Do your client-agency agreements require your agency partners to disclose their use of related parties? To secure your permission prior to engaging affiliates? To document how those affiliates are compensated?
If so, then you are in a better position than many. At a minimum, testing for agency compliance to such contractual requirements is an option that you can pursue. If not, the level of work being channeled to related parties by your agency may surprise you.
In our contract compliance and financial management audit practice, it is not uncommon to see 5 to 7 different related parties engaged by an advertiser’s agency. Examples of services provided by affiliates include items such as barter, programmatic buying, direct response TV, event marketing, principal-based buying and ad serving. Yet, oftentimes these affiliates and the manner in which they are compensated are not known to the advertiser.

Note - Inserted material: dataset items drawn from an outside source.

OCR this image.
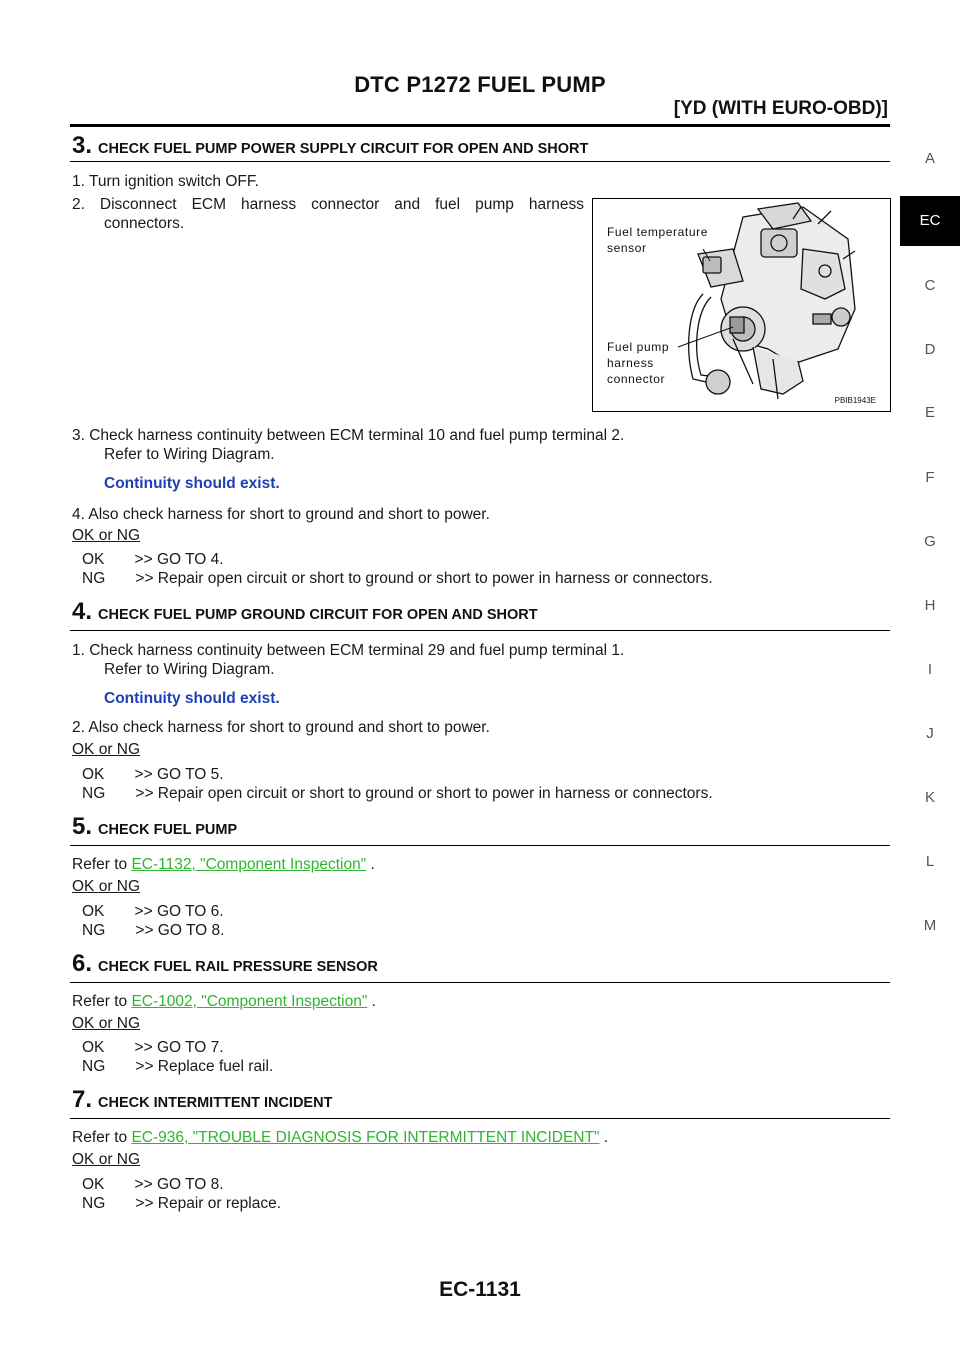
DTC P1272 FUEL PUMP
[YD (WITH EURO-OBD)]
A
EC
C
D
E
F
G
H
I
J
K
L
M
3. CHECK FUEL PUMP POWER SUPPLY CIRCUIT FOR OPEN AND SHORT
1. Turn ignition switch OFF.
2. Disconnect ECM harness connector and fuel pump harness
connectors.	Fuel temperature
sensor
Fuel pump
harness
connector
PBIB1943E
3. Check harness continuity between ECM terminal 10 and fuel pump terminal 2.
Refer to Wiring Diagram.
Continuity should exist.
4. Also check harness for short to ground and short to power.
OK or NG
OK       >> GO TO 4.
NG       >> Repair open circuit or short to ground or short to power in harness or connectors.
4. CHECK FUEL PUMP GROUND CIRCUIT FOR OPEN AND SHORT
1. Check harness continuity between ECM terminal 29 and fuel pump terminal 1.
Refer to Wiring Diagram.
Continuity should exist.
2. Also check harness for short to ground and short to power.
OK or NG
OK       >> GO TO 5.
NG       >> Repair open circuit or short to ground or short to power in harness or connectors.
5. CHECK FUEL PUMP
Refer to EC-1132, "Component Inspection" .
OK or NG
OK       >> GO TO 6.
NG       >> GO TO 8.
6. CHECK FUEL RAIL PRESSURE SENSOR
Refer to EC-1002, "Component Inspection" .
OK or NG
OK       >> GO TO 7.
NG       >> Replace fuel rail.
7. CHECK INTERMITTENT INCIDENT
Refer to EC-936, "TROUBLE DIAGNOSIS FOR INTERMITTENT INCIDENT" .
OK or NG
OK       >> GO TO 8.
NG       >> Repair or replace.
EC-1131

Why should an advertiser care? For one, if work is assigned to an agency affiliate without undergoing a competitive bid process, what assurance can the advertiser have they are not being charged above-market rates? Secondly, the added profitability by recommending certain affiliates, such as those engaging in the procurement and resale of media inventory through principal-based buys or barter, could adversely influence an agency’s recommendations to the advertiser. And to compound matters, if said affiliates are also applying non-disclosed mark-ups to the media inventory procured or services provided, how can an advertiser fairly assess whether the total fees the agency is generating from its business are commensurate to the services being delivered?
Thus, it is important to revisit contract language to ensure that the following controls are in place:
- Principal-Agent language that requires the agency’s fiduciary responsibility is to the advertiser and that all decisions and actions are undertaken in a manner that maximizes benefits to the advertiser.
- Require the agency to disclose any and all related parties that it intends to deploy on the advertiser’s behalf and to secure the client’s prior written approval. Requiring quarterly updates to this list would provide an added layer of protection.
- For instances where principal-based buys, barter or other non-disclosed transactions are being considered, require a double opt-in process:
- The first step would be a formal letter of notification from the agency to be signed by the advertiser granting permission.
- Secondly, any purchase authorization form presented by the agency to the client for approval should reiterate the agency’s intent in this area.
With these agreement guardrails in place, advertisers can further protect their interests by periodically auditing the agency to validate compliance and verify the accuracy of charges made by and or for related party activities.
Ultimately, this approach will allow an advertiser to leverage the full breadth of its agency partner’s resource offerings in a very transparent manner, providing comfort that its agency’s practices are aligned with its expectations.